SoftLayer_User_Permission_Group


SoftLayer_User_Permission_Group

Description

The SoftLayer_User_Permission_Group class is one of several classes that make up the customer permission system. It is a role-based system that includes defined actions which can be “grouped” together using a SoftLayer_User_Permission_Group class. These groups of actions are then used to define roles, and the roles are assigned to users. The SoftLayer_User_Permission_Group is also used to track the resources or account devices to which a user has been granted access. The types of resources that users can be granted access is defined in SoftLayer_User_Permission_Resource_Type.

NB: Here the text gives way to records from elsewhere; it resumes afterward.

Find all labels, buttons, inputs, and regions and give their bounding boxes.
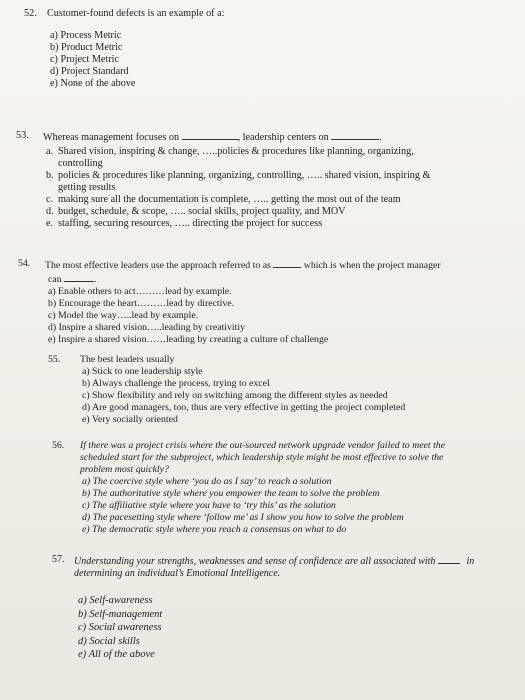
option-c: c) Show flexibility and rely on switching among the different styles as needed [82,390,388,401]
option-b: b) Self-management [78,608,163,620]
option-b: b. policies & procedures like planning, organizing, controlling, ….. shared vision, inspiring & getting results [46,170,431,193]
option-d: d) The pacesetting style where ‘follow me’ as I show you how to solve the problem [82,512,404,523]
question-number: 57. [52,554,65,565]
option-d: d) Are good managers, too, thus are very effective in getting the project completed [82,402,406,413]
option-b: b) Product Metric [50,42,123,53]
question-52 [24,8,504,90]
option-c: c) The affiliative style where you have to ‘try this’ as the solution [82,500,336,511]
option-a: a. Shared vision, inspiring & change, …..policies & procedures like planning, organizing, controlling [46,146,414,169]
option-d: d) Social skills [78,635,140,647]
option-a: a) Enable others to act………lead by example. [48,286,232,297]
question-stem-line: scheduled start for the subproject, which leadership style might be most effective to solve the [80,452,444,463]
answer-blank [331,130,379,140]
question-56 [52,440,512,536]
question-57: 57. Understanding your strengths, weaknesses and sense of confidence are all associated with in determining an individual’s Emotional Intelligence. a) Self-awareness b) Self-management c) Social awareness d) Social skills e) All of the above [52,554,517,662]
question-number: 56. [52,440,65,451]
question-number: 55. [48,354,61,365]
option-a: a) Process Metric [50,30,122,41]
option-b: b) Encourage the heart………lead by directive. [48,298,235,309]
answer-blank [438,554,460,564]
option-c: c) Social awareness [78,622,162,633]
option-e: e. staffing, securing resources, ….. directing the project for success [46,218,323,229]
option-e: e) The democratic style where you reach a consensus on what to do [82,524,347,535]
option-e: e) None of the above [50,78,136,89]
question-stem: Customer-found defects is an example of a: [47,8,225,19]
question-53 [16,130,516,230]
option-e: e) Very socially oriented [82,414,178,425]
question-number: 53. [16,130,29,141]
answer-blank [182,130,238,140]
question-stem-line: problem most quickly? [80,464,169,475]
question-54: 54. The most effective leaders use the approach referred to as which is when the project manager can . a) Enable others to act………lead by example. b) Encourage the heart………lead by directive. c) Model the way…..lead by example. d) Inspire a shared vision…..leading by creativitiy e) Inspire a shared vision……leading by creating a culture of challenge [18,258,518,346]
answer-blank [273,258,301,268]
question-stem: Understanding your strengths, weaknesses and sense of confidence are all associated with in [74,556,475,567]
option-e: e) All of the above [78,649,155,660]
option-c: c) Model the way…..lead by example. [48,310,199,321]
option-d: d) Project Standard [50,66,129,77]
question-number: 54. [18,258,31,269]
option-b: b) The authoritative style where you empower the team to solve the problem [82,488,380,499]
option-a: a) Stick to one leadership style [82,366,203,377]
option-b: b) Always challenge the process, trying to excel [82,378,270,389]
option-a: a) The coercive style where ‘you do as I say’ to reach a solution [82,476,332,487]
option-e: e) Inspire a shared vision……leading by creating a culture of challenge [48,334,329,345]
option-d: d) Inspire a shared vision…..leading by creativitiy [48,322,245,333]
question-stem: Whereas management focuses on , leadership centers on . [43,132,382,143]
option-c: c) Project Metric [50,54,120,65]
question-stem: The most effective leaders use the approach referred to as which is when the project manager [45,260,441,271]
answer-blank [64,272,94,282]
question-number: 52. [24,8,37,19]
question-stem-line: If there was a project crisis where the out-sourced network upgrade vendor failed to meet the [80,440,446,451]
question-55 [48,354,508,426]
question-stem: The best leaders usually [80,354,175,365]
option-d: d. budget, schedule, & scope, ….. social skills, project quality, and MOV [46,206,346,217]
option-a: a) Self-awareness [78,595,153,606]
option-c: c. making sure all the documentation is complete, ….. getting the most out of the team [46,194,401,205]
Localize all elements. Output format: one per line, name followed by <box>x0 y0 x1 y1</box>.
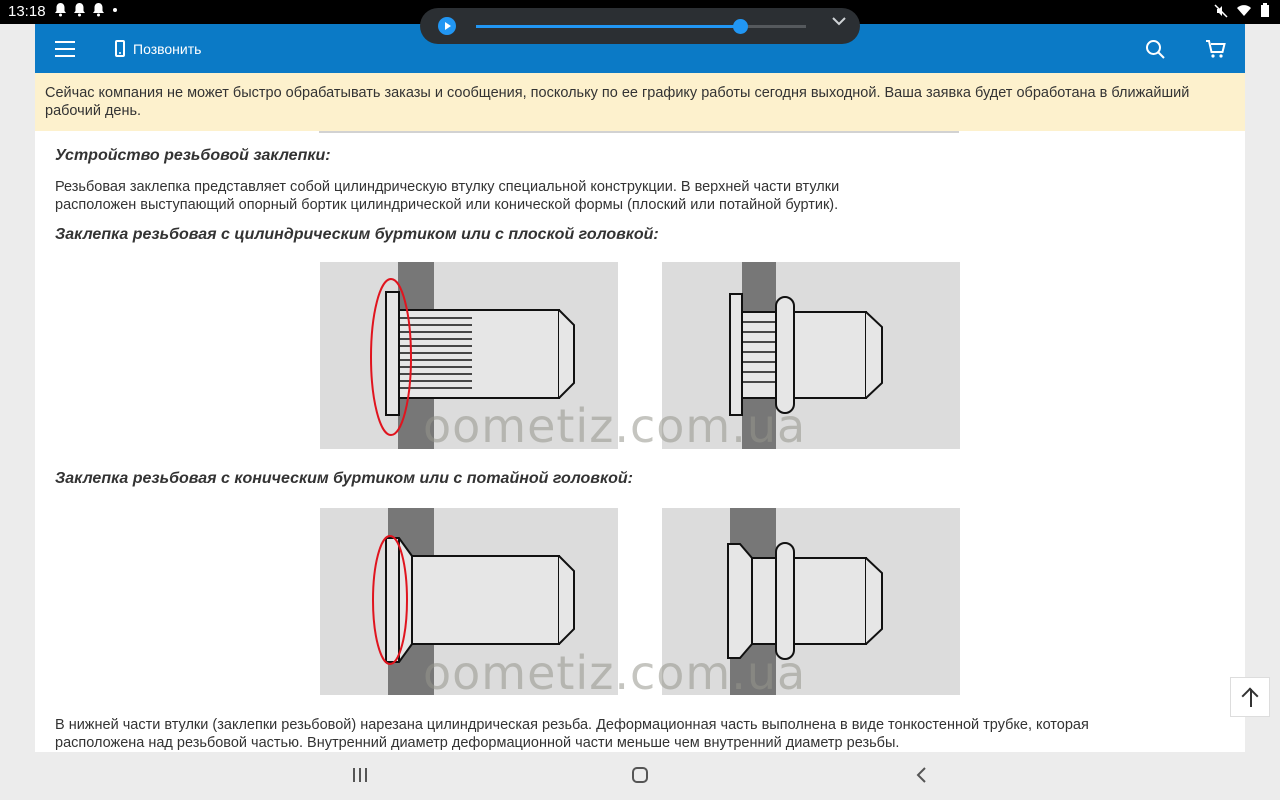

When a SoftLayer_User_Customer is created, a SoftLayer_User_Permission_Group and SoftLayer_User_Permission_Role is created specifically for the user with a group type of SYSTEM. When the UI is used to alter the permissions of a customer user, the actions are added or removed from this group. The api can not be used to alter the permissions in this group. If an account wants to create their own unique permission groups and roles, the UI can not be used to manage them.

This is also true for device access. Either, the UI can be used to track the devices to which users are granted access which will use the SYSTEM group, or the api can be used, making the UI information inaccurate.

User Customers can be assigned to multiple roles but it is recommended to either use the UI for managing account users permissions or only use the api. Mixing the two will lead to confusing results as the UI will not show any permissions assigned to a user via a customer created role/group combination.

Proceed with caution.

One or more SoftLayer_User_Permission_Action are assigned to one or more SoftLayer_User_Permission_Group Objects. One ore more SoftLayer_User_Permission_Group objects can be linked to a SoftLayer_User_Permission_Role. A single SoftLayer_User_Permission_Group object can be linked to multiple SoftLayer_User_Permission_Role objects. The SoftLayer_User_Permission_Role is assigned to one or more SoftLayer_User_Customer.

The SoftLayer_User_Permission_Action class defines the permissions that are required in order for a SoftLayer_User_Customer to perform certain actions within IMS.

Resources belonging to the user’s account can also be linked to permission groups. See SoftLayer_User_Permission_Resource_Type.

Methods

addAction

Add a permission action to the group.

addBulkActions

Adds a list of permission actions to the group.

addBulkResourceObjects

Links multiple account device objects of the same resource type to the group.

addResourceObject

Links a hardware, virtual guest, or dedicated host object on the

createObject

Create a new customer permission group

deleteObject

Delete a new customer permission group

editObject

Edit an existing customer permission group

getObject

Retrieve a SoftLayer_User_Permission_Group record.

getType

Retrieve the type of the permission group.

linkRole

Links a permission role to the group.

removeAction

Remove a permission action from the group.

removeBulkActions

Remove a list of permission actions from the group.

removeBulkResourceObjects

Unlinks multiple account device objects of the same resource type from the group.

removeResourceObject

Unlinks a hardware, virtual guest, or dedicated host object on the

unlinkRole

Unlinks a permission role from the group.